Paolo Uccello, one of the most eccentric painters of the early Renaissance, was obsessed with perspective.
According to Giorgio Vasari — the 16th-century painter and biographer who is our main source for Renaissance gossip — Uccello's wife complained that he stayed up all night working.
When she begged him to come to bed he would say: 'Oh, what a sweet thing this perspective is!' This painting is his laboratory.

It depicts the Florentine victory over the Sienese at the Battle of San Romano in 1432 — a real engagement fought some 30 miles outside Florence, lasting six or seven hours, between roughly 4,000 Florentine cavalry and their Sienese rivals.
Florence considered it a victory; Siena claimed the same.

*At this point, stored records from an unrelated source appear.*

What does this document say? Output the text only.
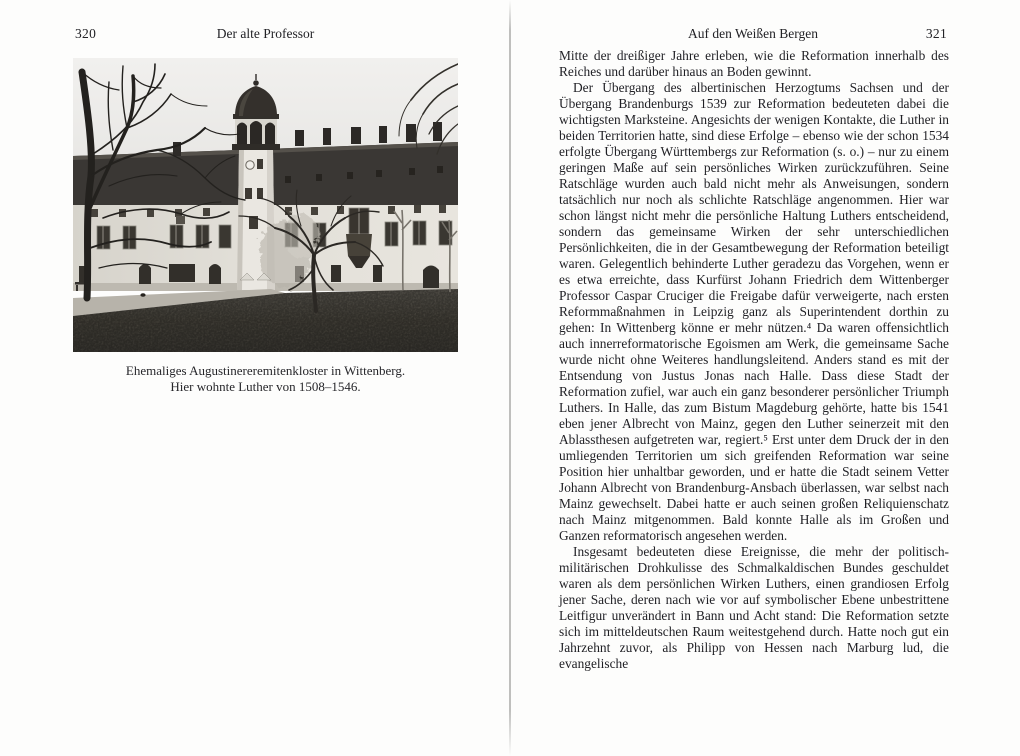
320	Der alte Professor
Ehemaliges Augustinereremitenkloster in Wittenberg.
Hier wohnte Luther von 1508–1546.
Auf den Weißen Bergen	321

Mitte der dreißiger Jahre erleben, wie die Reformation innerhalb des Reiches und darüber hinaus an Boden gewinnt.

Der Übergang des albertinischen Herzogtums Sachsen und der Übergang Brandenburgs 1539 zur Reformation bedeuteten dabei die wichtigsten Marksteine. Angesichts der wenigen Kontakte, die Luther in beiden Territorien hatte, sind diese Erfolge – ebenso wie der schon 1534 erfolgte Übergang Württembergs zur Reformation (s. o.) – nur zu einem geringen Maße auf sein persönliches Wirken zurückzuführen. Seine Ratschläge wurden auch bald nicht mehr als Anweisungen, sondern tatsächlich nur noch als schlichte Ratschläge angenommen. Hier war schon längst nicht mehr die persönliche Haltung Luthers entscheidend, sondern das gemeinsame Wirken der sehr unterschiedlichen Persönlichkeiten, die in der Gesamtbewegung der Reformation beteiligt waren. Gelegentlich behinderte Luther geradezu das Vorgehen, wenn er es etwa erreichte, dass Kurfürst Johann Friedrich dem Wittenberger Professor Caspar Cruciger die Freigabe dafür verweigerte, nach ersten Reformmaßnahmen in Leipzig ganz als Superintendent dorthin zu gehen: In Wittenberg könne er mehr nützen.⁴ Da waren offensichtlich auch innerreformatorische Egoismen am Werk, die gemeinsame Sache wurde nicht ohne Weiteres handlungsleitend. Anders stand es mit der Entsendung von Justus Jonas nach Halle. Dass diese Stadt der Reformation zufiel, war auch ein ganz besonderer persönlicher Triumph Luthers. In Halle, das zum Bistum Magdeburg gehörte, hatte bis 1541 eben jener Albrecht von Mainz, gegen den Luther seinerzeit mit den Ablassthesen aufgetreten war, regiert.⁵ Erst unter dem Druck der in den umliegenden Territorien um sich greifenden Reformation war seine Position hier unhaltbar geworden, und er hatte die Stadt seinem Vetter Johann Albrecht von Brandenburg-Ansbach überlassen, war selbst nach Mainz gewechselt. Dabei hatte er auch seinen großen Reliquienschatz nach Mainz mitgenommen. Bald konnte Halle als im Großen und Ganzen reformatorisch angesehen werden.

Insgesamt bedeuteten diese Ereignisse, die mehr der politisch-militärischen Drohkulisse des Schmalkaldischen Bundes geschuldet waren als dem persönlichen Wirken Luthers, einen grandiosen Erfolg jener Sache, deren nach wie vor auf symbolischer Ebene unbestrittene Leitfigur unverändert in Bann und Acht stand: Die Reformation setzte sich im mitteldeutschen Raum weitestgehend durch. Hatte noch gut ein Jahrzehnt zuvor, als Philipp von Hessen nach Marburg lud, die evangelische
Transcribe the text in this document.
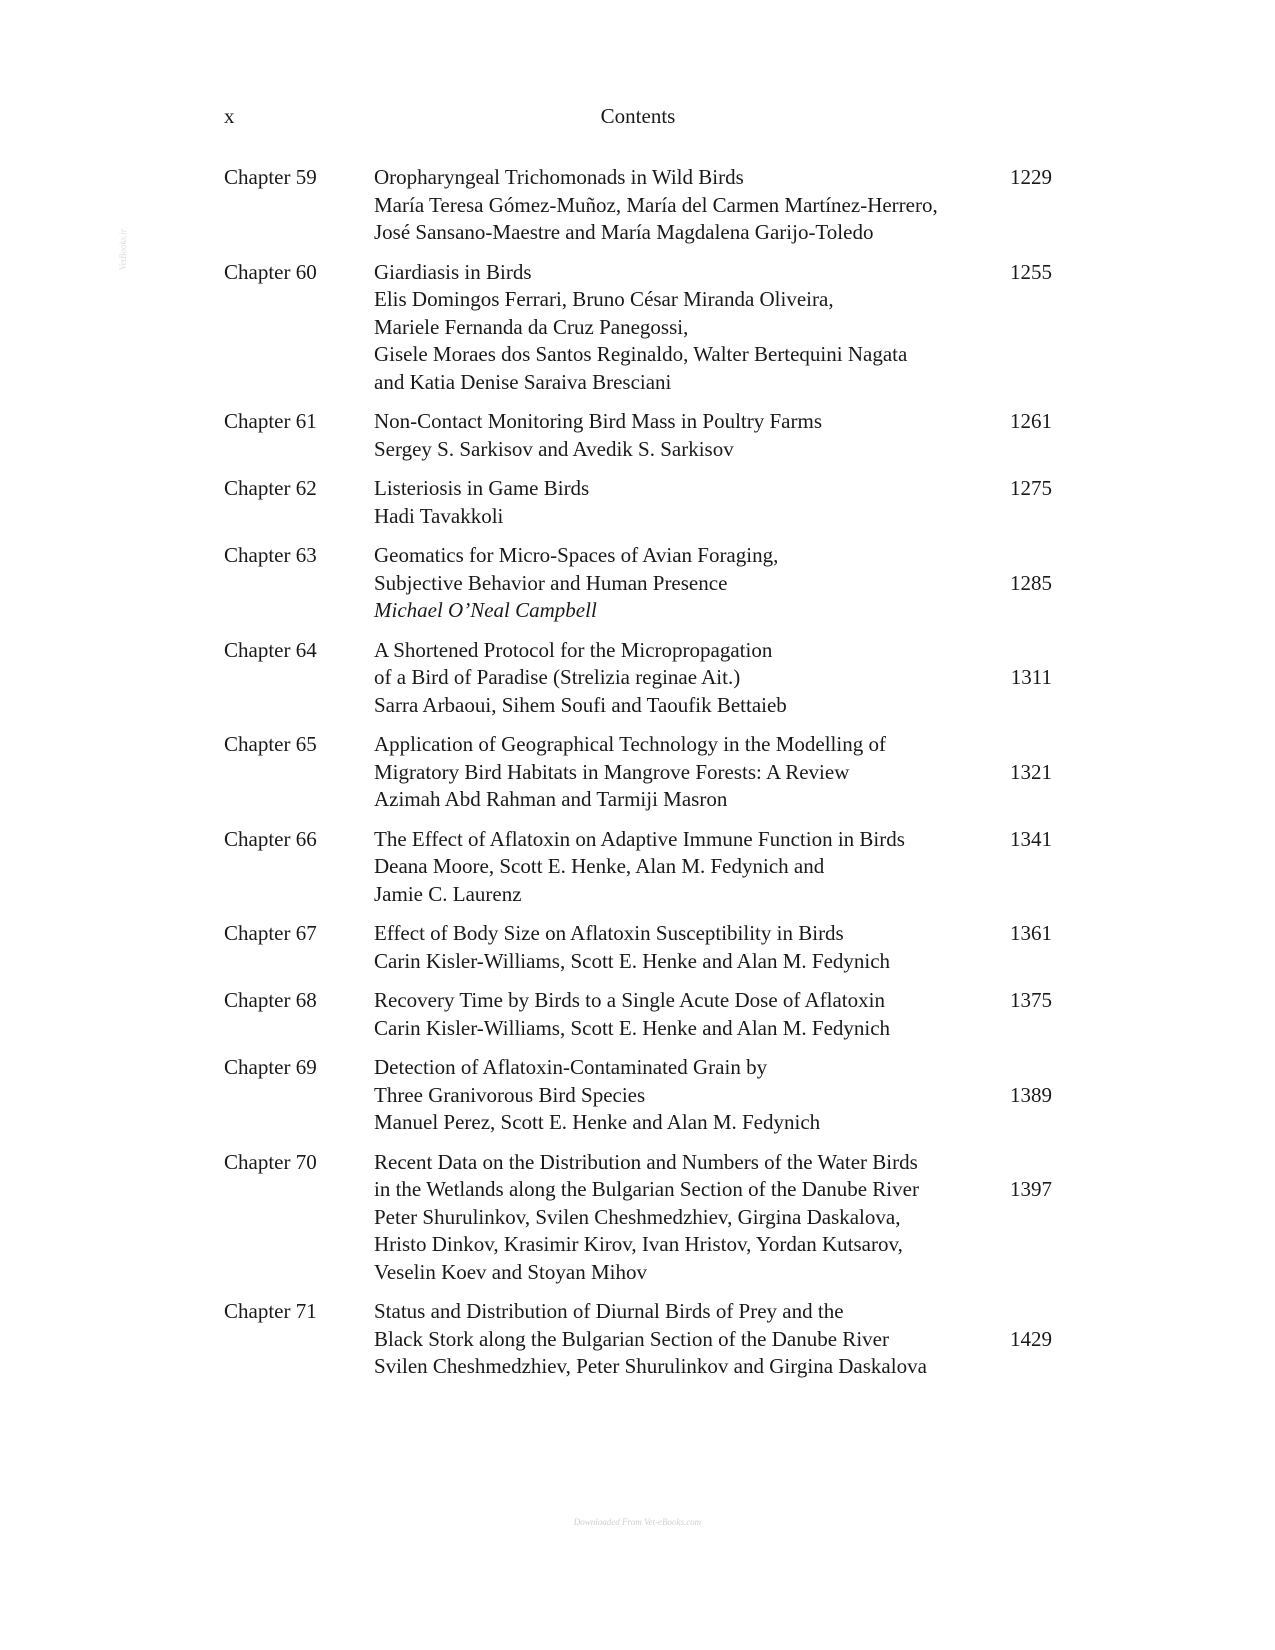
x	Contents
VetBooks.ir
Chapter 59	Oropharyngeal Trichomonads in Wild Birds
María Teresa Gómez-Muñoz, María del Carmen Martínez-Herrero,
José Sansano-Maestre and María Magdalena Garijo-Toledo
1229
Chapter 60	Giardiasis in Birds
Elis Domingos Ferrari, Bruno César Miranda Oliveira,
Mariele Fernanda da Cruz Panegossi,
Gisele Moraes dos Santos Reginaldo, Walter Bertequini Nagata
and Katia Denise Saraiva Bresciani
1255
Chapter 61	Non-Contact Monitoring Bird Mass in Poultry Farms
Sergey S. Sarkisov and Avedik S. Sarkisov
1261
Chapter 62	Listeriosis in Game Birds
Hadi Tavakkoli
1275
Chapter 63	Geomatics for Micro-Spaces of Avian Foraging,
Subjective Behavior and Human Presence
Michael O’Neal Campbell
1285
Chapter 64	A Shortened Protocol for the Micropropagation
of a Bird of Paradise (Strelizia reginae Ait.)
Sarra Arbaoui, Sihem Soufi and Taoufik Bettaieb
1311
Chapter 65	Application of Geographical Technology in the Modelling of
Migratory Bird Habitats in Mangrove Forests: A Review
Azimah Abd Rahman and Tarmiji Masron
1321
Chapter 66	The Effect of Aflatoxin on Adaptive Immune Function in Birds
Deana Moore, Scott E. Henke, Alan M. Fedynich and
Jamie C. Laurenz
1341
Chapter 67	Effect of Body Size on Aflatoxin Susceptibility in Birds
Carin Kisler-Williams, Scott E. Henke and Alan M. Fedynich
1361
Chapter 68	Recovery Time by Birds to a Single Acute Dose of Aflatoxin
Carin Kisler-Williams, Scott E. Henke and Alan M. Fedynich
1375
Chapter 69	Detection of Aflatoxin-Contaminated Grain by
Three Granivorous Bird Species
Manuel Perez, Scott E. Henke and Alan M. Fedynich
1389
Chapter 70	Recent Data on the Distribution and Numbers of the Water Birds
in the Wetlands along the Bulgarian Section of the Danube River
Peter Shurulinkov, Svilen Cheshmedzhiev, Girgina Daskalova,
Hristo Dinkov, Krasimir Kirov, Ivan Hristov, Yordan Kutsarov,
Veselin Koev and Stoyan Mihov
1397
Chapter 71	Status and Distribution of Diurnal Birds of Prey and the
Black Stork along the Bulgarian Section of the Danube River
Svilen Cheshmedzhiev, Peter Shurulinkov and Girgina Daskalova
1429
Downloaded From Vet-eBooks.com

But look at how Uccello has depicted it: the broken lances on the ground all converge to a single vanishing point, the horses are almost geometrical, the hedgerow behind the figures is flat decorative pattern.
The whole scene has something almost abstract about it — closer to a diagram of perspective theory than to a battlefield.
A painting that plays by rules of its own devising and doesn't apologise for it.

This is one panel from a triptych commissioned for a Medici bedroom.
The other two panels are in the National Gallery in London and the Louvre in Paris — separated during the 19th century when the Uffizi sold them.
Fun fact: the Uffizi has been trying to reunite all three panels for decades.
Both London and Paris have declined.